Duffy faces allegations from Crown prosecutors that he billed taxpayers for personal trips, and to adopt a puppy and a $10,000 personal trainer, among 31 charges.

In 2012, Duffy claimed more than $33,000 in living expenses for his home and meals in Ottawa, despite having lived in the city for the past 40 years in the Kanata home he purchased five years before his appointment as a Prince Edward Island senator. After his primary residence, which is supposed to be in PEI, was questioned, Duffy applied for a PEI health card as proof of residency.

Duffy had inappropriately claimed $90,124, which consequently ended the political career of Prime Minister Stephen Harper’s former chief of staff Nigel Wright for providing Duffy with the money to repay the expenses. Duffy was forced out of the Conservative caucus, and was then suspended from the Senate and laid with charges.

Wright faces no charges, but will appear as a Crown witness at Duffy’s trial alongside some of Prime Minister Stephen Harper’s closest former advisers and Conservative senators. Duffy will be tried by judge alone with no jury, and the trial could last 41 days or more.

—Diyyinah Jamora

Ottawa historian finds missing Vimy Ridge soldiers

Norm Christie, an Ottawa historian, is believed to have found the remains of 44 Canadian soldiers  who died during the Battle of Vimy Ridge in April 1917.

The young men, who were members of the Canadian Scottish Regiment, were buried in a shell crater after one of Canada’s most famous military battles.
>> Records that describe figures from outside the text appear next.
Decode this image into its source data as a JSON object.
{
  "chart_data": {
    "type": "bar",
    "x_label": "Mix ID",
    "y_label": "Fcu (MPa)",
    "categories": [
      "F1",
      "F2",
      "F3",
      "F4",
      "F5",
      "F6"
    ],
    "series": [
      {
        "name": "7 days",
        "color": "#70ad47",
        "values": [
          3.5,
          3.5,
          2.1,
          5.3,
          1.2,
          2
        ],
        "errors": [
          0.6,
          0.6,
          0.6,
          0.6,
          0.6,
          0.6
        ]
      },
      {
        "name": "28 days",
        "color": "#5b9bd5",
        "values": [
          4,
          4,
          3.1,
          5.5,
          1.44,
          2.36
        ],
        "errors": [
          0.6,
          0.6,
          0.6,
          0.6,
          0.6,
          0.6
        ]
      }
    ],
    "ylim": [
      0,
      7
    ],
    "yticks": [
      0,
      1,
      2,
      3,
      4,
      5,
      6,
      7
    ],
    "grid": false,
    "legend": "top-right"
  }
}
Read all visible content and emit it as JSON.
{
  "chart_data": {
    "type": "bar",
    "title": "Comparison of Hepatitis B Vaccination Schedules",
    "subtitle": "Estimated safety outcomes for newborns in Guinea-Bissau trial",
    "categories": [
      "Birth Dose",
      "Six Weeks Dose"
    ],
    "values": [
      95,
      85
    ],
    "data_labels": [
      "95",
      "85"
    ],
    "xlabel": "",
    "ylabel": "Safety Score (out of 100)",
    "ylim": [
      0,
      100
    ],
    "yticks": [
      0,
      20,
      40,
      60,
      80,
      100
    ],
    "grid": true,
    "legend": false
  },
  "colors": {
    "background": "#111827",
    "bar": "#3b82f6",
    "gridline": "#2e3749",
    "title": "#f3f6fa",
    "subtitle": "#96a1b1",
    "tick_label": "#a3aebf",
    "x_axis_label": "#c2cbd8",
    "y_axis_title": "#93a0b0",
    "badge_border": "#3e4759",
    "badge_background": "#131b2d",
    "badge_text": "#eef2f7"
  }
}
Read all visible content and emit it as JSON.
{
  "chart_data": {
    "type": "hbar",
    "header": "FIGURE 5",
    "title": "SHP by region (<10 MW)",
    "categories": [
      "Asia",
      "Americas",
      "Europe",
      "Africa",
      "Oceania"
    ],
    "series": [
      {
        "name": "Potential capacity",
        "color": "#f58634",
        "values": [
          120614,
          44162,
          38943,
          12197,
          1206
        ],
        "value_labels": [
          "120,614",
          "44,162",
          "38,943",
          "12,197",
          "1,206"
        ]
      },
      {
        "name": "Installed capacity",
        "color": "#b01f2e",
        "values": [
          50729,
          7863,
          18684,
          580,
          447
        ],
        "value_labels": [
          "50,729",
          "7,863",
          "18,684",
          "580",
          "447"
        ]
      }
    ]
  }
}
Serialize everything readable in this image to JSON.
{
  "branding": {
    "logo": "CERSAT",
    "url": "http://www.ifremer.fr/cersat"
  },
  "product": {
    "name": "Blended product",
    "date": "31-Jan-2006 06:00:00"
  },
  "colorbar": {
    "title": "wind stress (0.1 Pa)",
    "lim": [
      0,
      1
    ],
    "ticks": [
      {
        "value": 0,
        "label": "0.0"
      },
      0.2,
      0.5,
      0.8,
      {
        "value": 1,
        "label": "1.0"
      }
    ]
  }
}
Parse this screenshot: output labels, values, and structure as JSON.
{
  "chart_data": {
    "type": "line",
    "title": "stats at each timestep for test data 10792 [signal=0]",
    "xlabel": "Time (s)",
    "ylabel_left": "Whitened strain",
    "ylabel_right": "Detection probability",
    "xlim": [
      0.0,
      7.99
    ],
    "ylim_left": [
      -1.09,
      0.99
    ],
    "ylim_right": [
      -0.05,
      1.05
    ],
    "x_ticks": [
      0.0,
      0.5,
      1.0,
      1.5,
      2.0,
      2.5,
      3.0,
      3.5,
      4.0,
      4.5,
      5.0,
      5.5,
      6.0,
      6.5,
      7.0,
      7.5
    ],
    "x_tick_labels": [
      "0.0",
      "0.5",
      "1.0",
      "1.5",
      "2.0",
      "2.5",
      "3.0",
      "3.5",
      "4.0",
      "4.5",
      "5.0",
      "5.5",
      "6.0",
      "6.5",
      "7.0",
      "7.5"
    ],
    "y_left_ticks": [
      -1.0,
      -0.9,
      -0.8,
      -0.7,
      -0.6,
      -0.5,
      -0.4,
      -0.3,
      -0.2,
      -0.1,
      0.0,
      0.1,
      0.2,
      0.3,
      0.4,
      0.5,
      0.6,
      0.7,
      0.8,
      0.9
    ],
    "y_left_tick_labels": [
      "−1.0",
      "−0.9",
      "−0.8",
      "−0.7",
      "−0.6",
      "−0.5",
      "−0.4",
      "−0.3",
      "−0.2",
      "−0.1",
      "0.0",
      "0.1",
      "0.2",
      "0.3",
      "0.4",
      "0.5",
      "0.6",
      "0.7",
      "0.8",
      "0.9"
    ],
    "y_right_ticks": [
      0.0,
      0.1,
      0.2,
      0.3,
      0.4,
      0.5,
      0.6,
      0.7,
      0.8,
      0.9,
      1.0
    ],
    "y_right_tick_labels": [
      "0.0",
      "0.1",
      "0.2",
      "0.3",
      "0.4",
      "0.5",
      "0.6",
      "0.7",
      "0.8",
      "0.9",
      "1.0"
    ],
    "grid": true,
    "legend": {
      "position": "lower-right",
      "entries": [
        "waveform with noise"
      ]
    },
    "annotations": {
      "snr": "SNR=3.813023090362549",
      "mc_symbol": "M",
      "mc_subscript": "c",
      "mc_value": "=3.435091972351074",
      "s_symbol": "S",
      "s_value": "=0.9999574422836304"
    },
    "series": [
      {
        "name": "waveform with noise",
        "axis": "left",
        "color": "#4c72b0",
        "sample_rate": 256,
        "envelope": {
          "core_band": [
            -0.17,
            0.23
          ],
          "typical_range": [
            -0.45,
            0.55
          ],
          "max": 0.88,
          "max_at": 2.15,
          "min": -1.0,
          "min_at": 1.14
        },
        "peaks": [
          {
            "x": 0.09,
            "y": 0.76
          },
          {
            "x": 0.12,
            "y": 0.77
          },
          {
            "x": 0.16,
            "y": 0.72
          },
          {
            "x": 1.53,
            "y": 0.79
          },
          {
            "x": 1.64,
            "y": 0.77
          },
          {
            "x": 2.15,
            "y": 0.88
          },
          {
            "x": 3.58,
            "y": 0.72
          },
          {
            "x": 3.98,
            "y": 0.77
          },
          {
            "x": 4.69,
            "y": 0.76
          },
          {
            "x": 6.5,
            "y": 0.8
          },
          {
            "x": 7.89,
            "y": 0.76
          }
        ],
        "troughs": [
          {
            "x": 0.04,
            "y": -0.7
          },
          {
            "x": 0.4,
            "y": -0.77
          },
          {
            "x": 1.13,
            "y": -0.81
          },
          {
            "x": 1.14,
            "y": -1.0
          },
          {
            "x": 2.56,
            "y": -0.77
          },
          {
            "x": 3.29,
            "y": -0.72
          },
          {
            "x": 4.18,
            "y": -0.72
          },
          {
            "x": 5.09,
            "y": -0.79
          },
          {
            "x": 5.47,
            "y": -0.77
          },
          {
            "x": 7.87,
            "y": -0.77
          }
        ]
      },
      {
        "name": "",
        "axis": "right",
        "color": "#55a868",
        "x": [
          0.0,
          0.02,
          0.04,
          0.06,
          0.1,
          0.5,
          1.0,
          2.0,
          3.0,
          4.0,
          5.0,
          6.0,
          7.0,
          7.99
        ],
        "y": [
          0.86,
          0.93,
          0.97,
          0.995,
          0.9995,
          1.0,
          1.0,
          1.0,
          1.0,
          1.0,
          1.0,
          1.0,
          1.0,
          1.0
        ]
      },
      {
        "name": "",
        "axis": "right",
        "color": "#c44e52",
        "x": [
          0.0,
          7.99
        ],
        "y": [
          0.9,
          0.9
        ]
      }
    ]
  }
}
Although their deaths were registered, their corpses were never exhumed and reburied in any of the military cemeteries built after the end of the First World War.

Christie told an audience of more than 200 ,who were gathered at a screening of an episode from his documentary series, The Great War Tour, that Canada had an obligation to give these forgotten soldiers a proper military burial. Christie hopes to raise $100,000 to exhume the soldiers.